Solving 3D Radar Imaging Inverse Problems with a Multi-cognition Task-oriented Framework
This addresses the need for task-specific radar imaging in applications like scattering diagnosis and screening, but it is incremental as it builds on existing inverse problem methods with task-oriented modifications.
This work tackles the problem of 3D radar imaging inverse problems, where current methods produce undifferentiated results with task-dependent information retrieval loss, by proposing a task-oriented framework that outperforms existing methods in task-dependent information retrieval.
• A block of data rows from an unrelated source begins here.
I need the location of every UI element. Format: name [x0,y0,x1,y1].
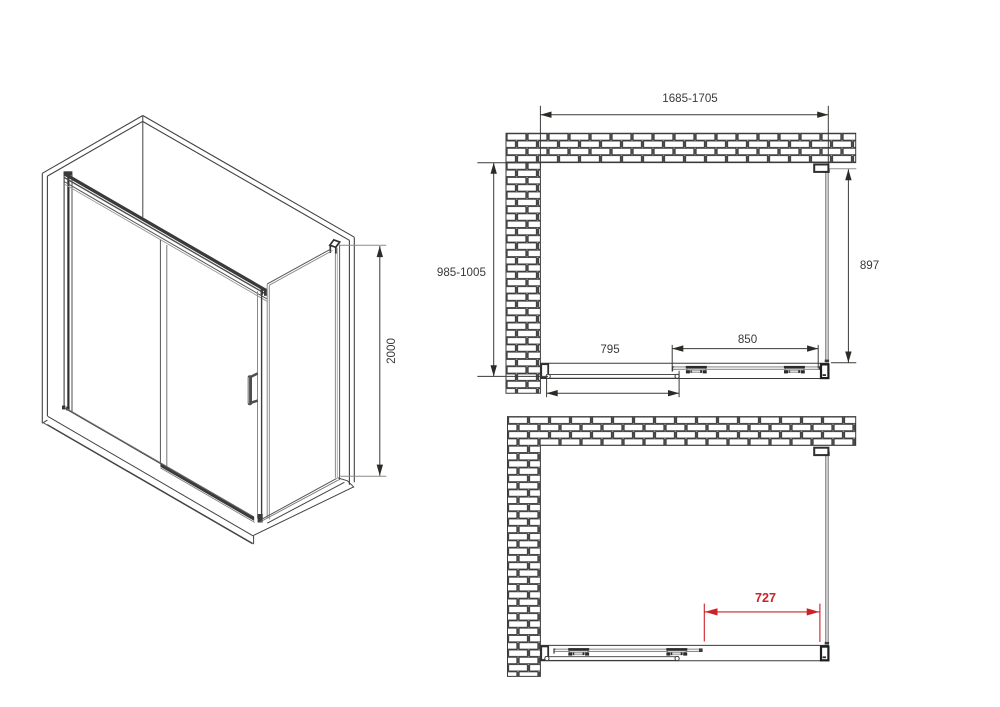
svg-text:897: 897 [860,259,879,272]
svg-text:985-1005: 985-1005 [437,266,486,279]
svg-text:1685-1705: 1685-1705 [662,92,717,105]
svg-text:795: 795 [600,343,619,356]
svg-text:727: 727 [755,591,776,605]
svg-text:850: 850 [738,333,757,346]
svg-text:2000: 2000 [385,338,398,364]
This work focuses on 3D Radar imaging inverse problems. Current methods obtain undifferentiated results that suffer task-depended information retrieval loss and thus don't meet the task's specific demands well. For example, biased scattering energy may be acceptable for screen imaging but not for scattering diagnosis. To address this issue, we propose a new task-oriented imaging framework. The imaging principle is task-oriented through an analysis phase to obtain task's demands. The imaging model is multi-cognition regularized to embed and fulfill demands. The imaging method is designed to be general-ized, where couplings between cognitions are decoupled and solved individually with approximation and variable-splitting techniques. Tasks include scattering diagnosis, person screen imaging, and parcel screening imaging are given as examples. Experiments on data from two systems indicate that the pro-posed framework outperforms the current ones in task-depended information retrieval.